Carl Wunsch usually has very interesting things to say about the climate system, and although his arguments don’t necessarily win everyone completely over, they often generate an improvement in the level of scientific discussion. In this week’s Economist, he has a letter printed concerning the mis-definition of the ‘Gulf Stream’ concept in the magazine’s climate change survey a couple of weeks ago. This is essentially a reprint of his letter to Nature that was published in 2004, which stated correctly that the Gulf Stream is basically a wind driven phenomenon and will not stop or reverse while the wind still blows and the Earth still turns.

Gulf Stream SSTThe offending Economist statement was ‘The Gulf Stream is driven both by the rotation of the Earth and by a deep water current called the thermohaline circulation’ in an article discussing the likelihood of a ‘shutdown of the Gulf Stream’. Senso stricto, Wunsch is absolutely correct; the Gulf Stream in oceanographic terms refers to the very strongly intensified current on the western boundary of the Atlantic running from Florida to the Carolinas and which heads off into the mid-Atlantic at Cape Hatteras (see figure). These kinds of currents appear on the western boundaries of basins everywhere in the mid-latitudes and arise from the basic pattern of the winds (easterlies in the tropics, westerlies in the mid latitudes) and the rotation of the Earth (they do also require some kind of rotational gradient like you get on a spherical Earth – they wouldn’t exist on a cylindrical rotating planet, for instance – look up the ‘beta effect‘ if you are interested).

However, the Economist is using the term in a much more colliquial (and common) sense that conflates this current with the Meridional Overturning Circulation (MOC, often conflated with the Thermohaline Circulation) which involves convection in the waters around Greenland and the deep currents that cool the deep ocean.
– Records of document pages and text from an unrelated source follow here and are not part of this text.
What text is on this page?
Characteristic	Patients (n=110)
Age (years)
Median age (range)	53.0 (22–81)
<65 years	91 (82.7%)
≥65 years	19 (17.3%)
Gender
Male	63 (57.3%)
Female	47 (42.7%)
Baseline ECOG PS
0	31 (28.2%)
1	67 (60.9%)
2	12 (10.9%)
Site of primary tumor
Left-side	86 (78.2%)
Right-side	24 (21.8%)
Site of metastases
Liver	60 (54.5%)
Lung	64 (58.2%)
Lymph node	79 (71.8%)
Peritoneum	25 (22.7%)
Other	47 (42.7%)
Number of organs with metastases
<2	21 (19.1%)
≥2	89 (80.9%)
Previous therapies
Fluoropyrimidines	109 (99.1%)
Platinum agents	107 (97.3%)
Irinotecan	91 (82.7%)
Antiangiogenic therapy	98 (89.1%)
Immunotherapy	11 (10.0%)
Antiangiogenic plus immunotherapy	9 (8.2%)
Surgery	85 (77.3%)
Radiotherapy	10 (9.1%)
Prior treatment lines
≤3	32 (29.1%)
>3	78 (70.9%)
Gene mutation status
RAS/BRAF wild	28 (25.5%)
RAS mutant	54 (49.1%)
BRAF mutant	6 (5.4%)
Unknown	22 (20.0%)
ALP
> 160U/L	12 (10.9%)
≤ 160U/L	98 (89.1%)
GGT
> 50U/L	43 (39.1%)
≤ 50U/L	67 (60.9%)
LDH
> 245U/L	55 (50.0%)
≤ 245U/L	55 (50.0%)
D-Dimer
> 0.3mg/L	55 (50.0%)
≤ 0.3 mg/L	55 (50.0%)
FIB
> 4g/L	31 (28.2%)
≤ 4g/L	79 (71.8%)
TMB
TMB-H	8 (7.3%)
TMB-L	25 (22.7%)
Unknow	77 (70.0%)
This use of the term is often synomymous with northward ocean heat transport (the North Atlantic Current) that contributes to Europe’s warmth and which have often been fingered as a particularly sensitive aspect of the climate. While in one sense the water flow associated with the MOC does contribute to the Gulf Stream, it is definitely the junior partner, and so any changes in the MOC are not going to threaten the Gulf Stream in any existential way. However, a shutdown in the MOC does not make as good a headline as a shutdown in the Gulf Stream, and so this misuse persists in the media and public alike (though not in The Day After Tomorrow – they used ‘North Atlantic Current’ throughout!).

If the definition of Gulf Stream was really all that this was about, I doubt Wunsch would have picked up his pen, however, what Wunsch really objects to is the casual use of the word ‘driven’. This is a much more subtle point and one which even the scientific community hasn’t fully assimilated yet. There is a standard theorem of oceanography called Sandström’s theorem which basically states that it is really hard to do any work on a system, like the ocean, if you are cooling and heating at the same level (i.e. the surface). By contrast, the atmosphere is heated from below (since the atmopshere is mostly transparent to solar radiation), and cooled from above and so can behave as a relatively efficient heat engine. Since we observe however that the ocean does have a large-scale deep circulation, it can’t therefore be ‘driven’ (in an energetic sense) from the cooling of waters in the high latitudes. The alternate name, ‘the Thermohaline Circulation’, does tend to perpetuate the idea that it is the temperature and salinity fluxes that ‘drive’ the circulation, and so is slowly falling into disfavour (though it is still widely used and defended).